Expert's Rating
Pros
- Breathtaking performance
- Available with or without heatsink
- Up to 4TB in capacity
Cons
- Extremely pricey
- Requires the still rare PCIe 5.0 M.2 slot
Our Verdict
Crucial’s T700 shattered all our benchmark and real world records, and did so by a rather wide margin. If your system features a PCIe 5.0 M.2 slot, this SSD will take your storage performance to another level.
Best Prices Today: Crucial T700
Nothing revs a storage reviewer’s engine more than a large jump in mainstream performance. Hitting that long skinny pedal for me was Crucial’s T700 PCIe 5.0 NVMe SSD, which transferred data a full gigabyte-per-second faster than any SSD we’ve tested to date. All I can say is, “Yowser!”
Crucial T700 price, design, and specs
The T700 is available in 1TB, 2TB (tested), and 4TB capacities. It’s sold bare or with a rather beefy heatsink for $180/$210, $340/$370, $600/$620, respectively. Alas, that’s nearly twice as expensive as some very good PCIe 4.0 competition, though you’re paying for a genuine leap in performance (see below). Note that those are pre-release prices provided by Crucial, so you might find it cheaper after launch. Look around.
Further reading: See our roundup of the best SSDs to learn about competing products.
Jon Jacobi / Foundry
As to the optional heatsink, most users will be fine without it, but if you’re going to pound on the drive in a system with lots of other heat-producing components, it couldn’t hurt.
The T700’s 2280 (22mm wide, 80mm long) form factor uses the brand-new Phison PS5026-E26 controller and Micron’s own 232-layer, TLC NAND. (Crucial is a Micron brand). There’s 1GB of DDR4 primary cache for every 1TB of capacity.
The TBW (terabytes that may be written) rating for the T700 is 600TB per terabyte of capacity. If you weren’t aware, TBW is the mitigating factor in SSD warranties, (five years in this case), as miles are to the years in an automobile warranty.
How does the Crucial T700 perform?
The T700 destroyed the field, including the recently reviewed, formerly fastest Gigabyte Gen5 10,000. We’re truly talking an entirely new level of performance, which held fast in the real-world tests to a far greater degree than the Gigabyte SSD. I could go on, but instead—check out the gold bars in the charts below.
Note that the WD SN850X is a PCIe 4.0 drive included for comparison.
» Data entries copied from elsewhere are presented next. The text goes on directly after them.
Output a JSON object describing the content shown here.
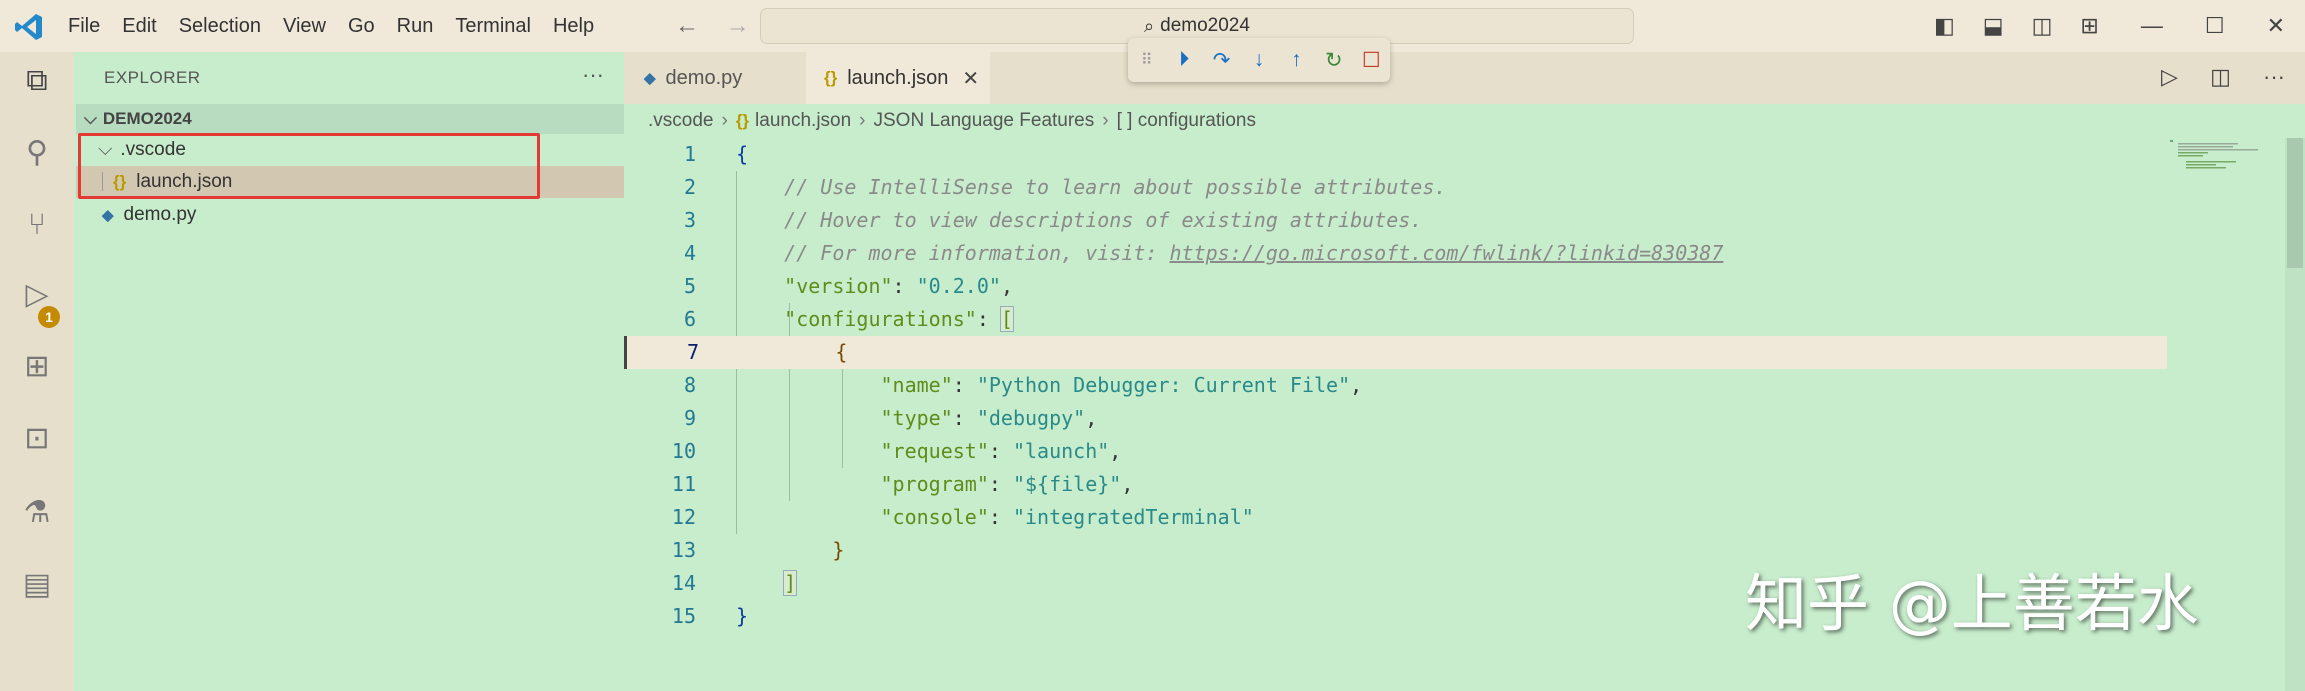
{
  "menu": [
    "File",
    "Edit",
    "Selection",
    "View",
    "Go",
    "Run",
    "Terminal",
    "Help"
  ],
  "search": {
    "text": "demo2024"
  },
  "explorer": {
    "title": "EXPLORER",
    "more": "···",
    "folder": "DEMO2024",
    "items": [
      {
        "label": ".vscode",
        "type": "folder"
      },
      {
        "label": "launch.json",
        "type": "json"
      },
      {
        "label": "demo.py",
        "type": "python"
      }
    ]
  },
  "activity": {
    "badge": "1"
  },
  "tabs": [
    {
      "label": "demo.py",
      "active": false
    },
    {
      "label": "launch.json",
      "active": true
    }
  ],
  "breadcrumb": [
    ".vscode",
    "launch.json",
    "JSON Language Features",
    "[ ] configurations"
  ],
  "code": {
    "lines": [
      "1",
      "2",
      "3",
      "4",
      "5",
      "6",
      "7",
      "8",
      "9",
      "10",
      "11",
      "12",
      "13",
      "14",
      "15"
    ],
    "comment1": "// Use IntelliSense to learn about possible attributes.",
    "comment2": "// Hover to view descriptions of existing attributes.",
    "comment3_prefix": "// For more information, visit: ",
    "comment3_link": "https://go.microsoft.com/fwlink/?linkid=830387",
    "version_key": "\"version\"",
    "version_val": "\"0.2.0\"",
    "configurations_key": "\"configurations\"",
    "name_key": "\"name\"",
    "name_val": "\"Python Debugger: Current File\"",
    "type_key": "\"type\"",
    "type_val": "\"debugpy\"",
    "request_key": "\"request\"",
    "request_val": "\"launch\"",
    "program_key": "\"program\"",
    "program_val": "\"${file}\"",
    "console_key": "\"console\"",
    "console_val": "\"integratedTerminal\""
  },
  "watermark": "知乎 @上善若水",
  "colors": {
    "background": "#c7edcc",
    "titlebar": "#f0e9da",
    "highlight_box": "#e53935"
  }
}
It’s among the fastest 4.0 SSDs we’ve tested and was re-tested on our latest test bed. (See the “How we test” section at the end of this article.)
One thing we observed is that formatting the T700 is a tad slow compared to many NVMe SSDs, regardless of PCIe revision. But who cares when you can shave the better part of a minute off a 48GB file transfer and 40 seconds off a 450GB write, as we found?
Jon L. Jacobi
Note that the 450GB write test is currently using a PCIe 4.0 drive to feed the file to the other drives. We’ll be addressing this soon now that we have several PCIe 5.0 SSDs in house, but regardless, the T700 once again destroyed the competition by a good 40 seconds.
Because of the slightly insane numbers popping up, the test experience with the T700 was just a general hoot. So much so that I also installed a couple of operating systems on it, and they felt snappier. Not a huge difference, but noticeable.
Is the Crucial T700 worth it?
The T700 is absolutely the current king of the hill, and it’s not even a particularly close contest. If you have the required PCIe 5.0 M.2 slot, it’s the NVMe SSD you want—assuming you have the required monetary wherewithal to pay for the privilege.
How we test
Internal drive tests currently utilize Windows 11 (22H2) 64-bit running on an X790 (PCIe 5.0) motherboard/i5-12400 CPU combo with two Kingston Fury 32GB DDR5 modules (64GB of memory total). Intel integrated graphics are used. The 48GB transfer tests utilize an ImDisk RAM disk taking up 58GB of the 64GB total memory. The 450GB file is transferred from a Samsung 990 Pro 2TB, which also contains the operating system.
Each test is performed on a newly formatted and TRIM’d drive so the results are optimal. Note that as any drive fills up, performance will decrease due to less NAND for secondary caching, and other factors.
The performance numbers shown apply only to the drive we were shipped as well as the capacity tested. SSD performance can vary by capacity due to more or fewer chips to read/write across and the amount of NAND available for secondary caching (writing TLC/QLC as SLC). Vendors also occasionally swap components. If you ever notice a large discrepancy between the performance you experience and that which we report (systems being roughly equal), by all means—let us know.